Quark charmé

The charm quark, charmed quark, or c quark is an elementary particle of the second generation. It is the third-most massive quark, with a mass of 1.27GeV/c2 (as measured in 2022) and a charge of +2/3 e. It carries charm, a quantum number. Charm quarks are found in various hadrons, such as the J/psi meson and the charmed baryons. There are also several bosons, including the W and Z bosons and the Higgs boson, that can decay into charm quarks. The charm quark was first predicted in 1964 by James Bjorken and Sheldon Glashow, and predicted again in 1970 by Glashow, John Iliopoulos, and Luciano Maiani.

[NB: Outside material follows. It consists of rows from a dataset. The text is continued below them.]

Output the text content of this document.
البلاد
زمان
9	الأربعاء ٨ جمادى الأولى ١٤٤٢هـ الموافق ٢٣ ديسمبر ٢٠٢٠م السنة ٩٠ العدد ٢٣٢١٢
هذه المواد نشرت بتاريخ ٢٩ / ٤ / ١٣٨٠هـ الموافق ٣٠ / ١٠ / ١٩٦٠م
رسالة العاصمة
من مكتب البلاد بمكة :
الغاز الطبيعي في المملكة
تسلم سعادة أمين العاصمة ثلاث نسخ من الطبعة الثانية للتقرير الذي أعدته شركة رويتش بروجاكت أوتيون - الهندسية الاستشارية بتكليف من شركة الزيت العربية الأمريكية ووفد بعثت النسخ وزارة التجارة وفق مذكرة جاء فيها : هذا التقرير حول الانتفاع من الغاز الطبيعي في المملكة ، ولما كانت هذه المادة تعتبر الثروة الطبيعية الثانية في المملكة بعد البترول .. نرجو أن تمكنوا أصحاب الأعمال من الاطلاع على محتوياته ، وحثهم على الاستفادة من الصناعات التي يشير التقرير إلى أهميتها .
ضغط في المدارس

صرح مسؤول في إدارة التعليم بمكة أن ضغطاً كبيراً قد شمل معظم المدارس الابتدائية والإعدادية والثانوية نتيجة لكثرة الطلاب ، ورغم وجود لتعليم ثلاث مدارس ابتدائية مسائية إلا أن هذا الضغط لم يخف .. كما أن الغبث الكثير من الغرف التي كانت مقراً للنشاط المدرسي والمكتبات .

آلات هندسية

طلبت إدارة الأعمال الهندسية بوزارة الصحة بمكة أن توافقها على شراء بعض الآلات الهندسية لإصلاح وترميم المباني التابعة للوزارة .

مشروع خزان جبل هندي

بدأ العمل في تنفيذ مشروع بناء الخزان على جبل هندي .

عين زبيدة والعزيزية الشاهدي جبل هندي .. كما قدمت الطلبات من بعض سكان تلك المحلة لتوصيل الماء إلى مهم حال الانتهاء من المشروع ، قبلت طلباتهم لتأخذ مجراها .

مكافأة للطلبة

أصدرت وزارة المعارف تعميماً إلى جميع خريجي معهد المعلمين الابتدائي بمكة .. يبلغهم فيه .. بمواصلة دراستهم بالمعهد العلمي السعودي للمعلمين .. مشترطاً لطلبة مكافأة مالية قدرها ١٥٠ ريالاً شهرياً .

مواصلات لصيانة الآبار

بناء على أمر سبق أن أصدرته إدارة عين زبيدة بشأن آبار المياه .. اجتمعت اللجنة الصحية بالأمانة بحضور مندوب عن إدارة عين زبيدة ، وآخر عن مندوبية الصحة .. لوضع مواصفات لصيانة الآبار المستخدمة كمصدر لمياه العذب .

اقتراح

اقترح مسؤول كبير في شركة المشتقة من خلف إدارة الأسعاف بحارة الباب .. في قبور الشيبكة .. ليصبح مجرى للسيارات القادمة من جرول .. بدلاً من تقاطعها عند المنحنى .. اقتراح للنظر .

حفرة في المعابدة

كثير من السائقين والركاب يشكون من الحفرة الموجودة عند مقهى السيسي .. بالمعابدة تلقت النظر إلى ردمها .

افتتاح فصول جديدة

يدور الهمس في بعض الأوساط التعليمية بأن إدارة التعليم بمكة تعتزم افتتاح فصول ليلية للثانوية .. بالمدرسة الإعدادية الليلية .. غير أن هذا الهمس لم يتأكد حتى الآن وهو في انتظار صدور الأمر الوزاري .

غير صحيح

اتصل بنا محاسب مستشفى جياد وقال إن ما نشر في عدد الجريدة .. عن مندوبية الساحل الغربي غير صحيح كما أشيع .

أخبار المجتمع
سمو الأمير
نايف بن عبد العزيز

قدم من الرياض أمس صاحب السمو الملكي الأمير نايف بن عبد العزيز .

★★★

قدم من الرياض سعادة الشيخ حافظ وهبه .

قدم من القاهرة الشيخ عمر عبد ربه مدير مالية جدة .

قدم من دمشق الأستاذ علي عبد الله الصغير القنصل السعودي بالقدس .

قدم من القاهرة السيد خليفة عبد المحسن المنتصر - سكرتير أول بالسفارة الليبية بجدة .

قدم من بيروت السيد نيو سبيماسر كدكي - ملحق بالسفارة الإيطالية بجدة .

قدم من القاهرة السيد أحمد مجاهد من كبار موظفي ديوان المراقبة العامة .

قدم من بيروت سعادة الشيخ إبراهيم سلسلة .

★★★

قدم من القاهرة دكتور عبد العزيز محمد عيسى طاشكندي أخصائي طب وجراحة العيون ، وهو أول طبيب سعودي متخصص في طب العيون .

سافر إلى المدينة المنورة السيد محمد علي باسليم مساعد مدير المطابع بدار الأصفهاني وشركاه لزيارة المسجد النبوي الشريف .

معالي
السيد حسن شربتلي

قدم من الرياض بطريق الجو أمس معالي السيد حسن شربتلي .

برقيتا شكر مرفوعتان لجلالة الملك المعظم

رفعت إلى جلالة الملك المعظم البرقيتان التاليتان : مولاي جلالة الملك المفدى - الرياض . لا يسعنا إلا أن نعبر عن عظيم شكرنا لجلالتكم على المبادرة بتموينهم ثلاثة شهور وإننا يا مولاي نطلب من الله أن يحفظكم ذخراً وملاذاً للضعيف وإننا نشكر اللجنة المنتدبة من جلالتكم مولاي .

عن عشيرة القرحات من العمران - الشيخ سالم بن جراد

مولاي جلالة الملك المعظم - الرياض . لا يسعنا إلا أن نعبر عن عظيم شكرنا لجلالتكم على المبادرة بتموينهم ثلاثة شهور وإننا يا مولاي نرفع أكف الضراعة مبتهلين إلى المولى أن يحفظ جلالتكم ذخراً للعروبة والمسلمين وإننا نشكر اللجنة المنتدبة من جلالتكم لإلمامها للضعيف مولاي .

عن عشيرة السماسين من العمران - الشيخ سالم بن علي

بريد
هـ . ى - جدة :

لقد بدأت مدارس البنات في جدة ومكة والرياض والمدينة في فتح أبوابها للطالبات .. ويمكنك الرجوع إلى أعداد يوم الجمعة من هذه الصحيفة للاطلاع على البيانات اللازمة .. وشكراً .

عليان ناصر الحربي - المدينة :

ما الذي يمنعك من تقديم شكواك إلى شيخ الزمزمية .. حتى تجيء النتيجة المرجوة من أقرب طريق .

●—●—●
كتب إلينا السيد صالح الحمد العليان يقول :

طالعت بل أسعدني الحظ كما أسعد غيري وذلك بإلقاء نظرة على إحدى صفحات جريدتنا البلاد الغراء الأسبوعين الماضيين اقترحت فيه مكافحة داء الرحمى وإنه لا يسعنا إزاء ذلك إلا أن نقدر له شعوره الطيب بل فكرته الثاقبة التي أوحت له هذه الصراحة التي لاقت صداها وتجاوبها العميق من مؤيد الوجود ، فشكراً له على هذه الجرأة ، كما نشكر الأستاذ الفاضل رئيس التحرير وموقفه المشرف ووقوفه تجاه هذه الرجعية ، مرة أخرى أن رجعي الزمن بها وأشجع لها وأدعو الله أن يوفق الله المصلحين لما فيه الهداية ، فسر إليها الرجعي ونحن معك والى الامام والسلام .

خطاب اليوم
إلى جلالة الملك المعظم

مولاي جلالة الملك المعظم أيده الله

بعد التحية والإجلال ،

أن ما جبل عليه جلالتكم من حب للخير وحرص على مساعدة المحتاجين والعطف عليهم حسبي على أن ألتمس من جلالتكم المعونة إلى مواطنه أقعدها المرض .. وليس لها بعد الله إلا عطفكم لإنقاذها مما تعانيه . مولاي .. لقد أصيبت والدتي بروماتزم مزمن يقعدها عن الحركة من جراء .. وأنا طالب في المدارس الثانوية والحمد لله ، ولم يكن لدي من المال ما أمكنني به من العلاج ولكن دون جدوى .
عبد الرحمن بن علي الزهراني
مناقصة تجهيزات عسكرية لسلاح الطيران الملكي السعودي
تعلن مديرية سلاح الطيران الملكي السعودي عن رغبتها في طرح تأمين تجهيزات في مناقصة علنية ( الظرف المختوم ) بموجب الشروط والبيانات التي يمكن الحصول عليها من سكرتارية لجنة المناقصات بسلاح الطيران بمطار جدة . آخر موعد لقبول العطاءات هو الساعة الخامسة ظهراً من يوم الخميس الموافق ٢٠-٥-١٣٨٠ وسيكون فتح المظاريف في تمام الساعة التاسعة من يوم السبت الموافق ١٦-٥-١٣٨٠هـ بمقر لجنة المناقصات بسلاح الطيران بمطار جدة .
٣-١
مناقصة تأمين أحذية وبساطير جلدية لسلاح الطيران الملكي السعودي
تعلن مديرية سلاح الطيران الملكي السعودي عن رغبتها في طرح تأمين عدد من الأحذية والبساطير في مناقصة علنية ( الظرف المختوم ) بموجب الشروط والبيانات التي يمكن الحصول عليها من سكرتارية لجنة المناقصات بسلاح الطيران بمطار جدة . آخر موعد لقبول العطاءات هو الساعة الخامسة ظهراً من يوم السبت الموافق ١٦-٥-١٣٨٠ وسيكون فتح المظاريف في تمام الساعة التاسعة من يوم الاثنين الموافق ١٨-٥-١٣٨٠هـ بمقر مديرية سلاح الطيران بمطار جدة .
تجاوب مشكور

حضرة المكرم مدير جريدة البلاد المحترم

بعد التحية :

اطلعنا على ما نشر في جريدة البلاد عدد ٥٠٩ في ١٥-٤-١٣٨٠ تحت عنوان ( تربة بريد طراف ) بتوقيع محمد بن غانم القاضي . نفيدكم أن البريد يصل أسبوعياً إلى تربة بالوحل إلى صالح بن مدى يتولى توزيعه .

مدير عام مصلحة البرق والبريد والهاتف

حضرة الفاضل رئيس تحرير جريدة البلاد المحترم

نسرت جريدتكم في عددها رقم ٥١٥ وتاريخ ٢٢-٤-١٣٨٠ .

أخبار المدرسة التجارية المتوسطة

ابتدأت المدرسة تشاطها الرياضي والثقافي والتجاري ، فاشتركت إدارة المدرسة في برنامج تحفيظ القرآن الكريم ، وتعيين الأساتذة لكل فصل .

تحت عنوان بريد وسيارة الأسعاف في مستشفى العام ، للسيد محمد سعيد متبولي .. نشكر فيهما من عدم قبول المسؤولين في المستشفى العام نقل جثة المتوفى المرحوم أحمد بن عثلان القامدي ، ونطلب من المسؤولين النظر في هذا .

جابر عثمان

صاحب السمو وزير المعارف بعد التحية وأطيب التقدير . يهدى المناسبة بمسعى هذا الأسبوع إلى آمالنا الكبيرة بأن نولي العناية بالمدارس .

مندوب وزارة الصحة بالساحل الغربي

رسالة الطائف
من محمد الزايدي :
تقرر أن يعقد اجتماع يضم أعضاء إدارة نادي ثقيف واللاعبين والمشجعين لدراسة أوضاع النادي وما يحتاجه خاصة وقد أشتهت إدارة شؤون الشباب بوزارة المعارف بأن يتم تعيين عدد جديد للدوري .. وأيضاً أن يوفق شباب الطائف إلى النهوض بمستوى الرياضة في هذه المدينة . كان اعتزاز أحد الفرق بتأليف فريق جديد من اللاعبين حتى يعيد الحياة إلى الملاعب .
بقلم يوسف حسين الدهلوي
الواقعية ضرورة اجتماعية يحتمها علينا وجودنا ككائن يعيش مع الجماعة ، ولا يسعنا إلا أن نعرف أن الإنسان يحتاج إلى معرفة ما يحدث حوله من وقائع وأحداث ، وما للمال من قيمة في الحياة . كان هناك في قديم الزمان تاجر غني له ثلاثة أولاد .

In 1974, it was discovered through the J/psi meson separately at Brookhaven National Laboratory and the Stanford Linear Accelerator Center. In the next few years, several charmed particles including the D meson and the charmed strange mesons were found. In the 21st century, a baryon containing two charmed quarks has been found. There is recent evidence that intrinsic charm quarks exist in the proton, and the coupling of the charm quark and the Higgs boson has been studied. Recent evidence also indicates CP violation in the decay of the D0 meson, which contains the charm quark. According to Sheldon Glashow, the charm quark received its name because of the "symmetry it brought to the subnuclear world." Glashow also justified the name as "a magical device to avert evil", for adding the charm quark would prohibit unwanted and unseen decays in the three-quark theory at the time. The charm quark is also called the "charmed quark" in both academic and non-academic contexts. The symbol of the charm quark is "c". Quark model In 1961, Murray Gell-Mann introduced the Eightfold Way as a pattern to group baryons and mesons. In 1964, Gell-Mann and George Zweig independently proposed that all hadrons are composed of elementary constituents, which Gell-Mann called "quarks". Initially, only three quarks were proposed: the up quark, the down quark, and the strange quark. These quarks would produce all the particles in the Eightfold Way.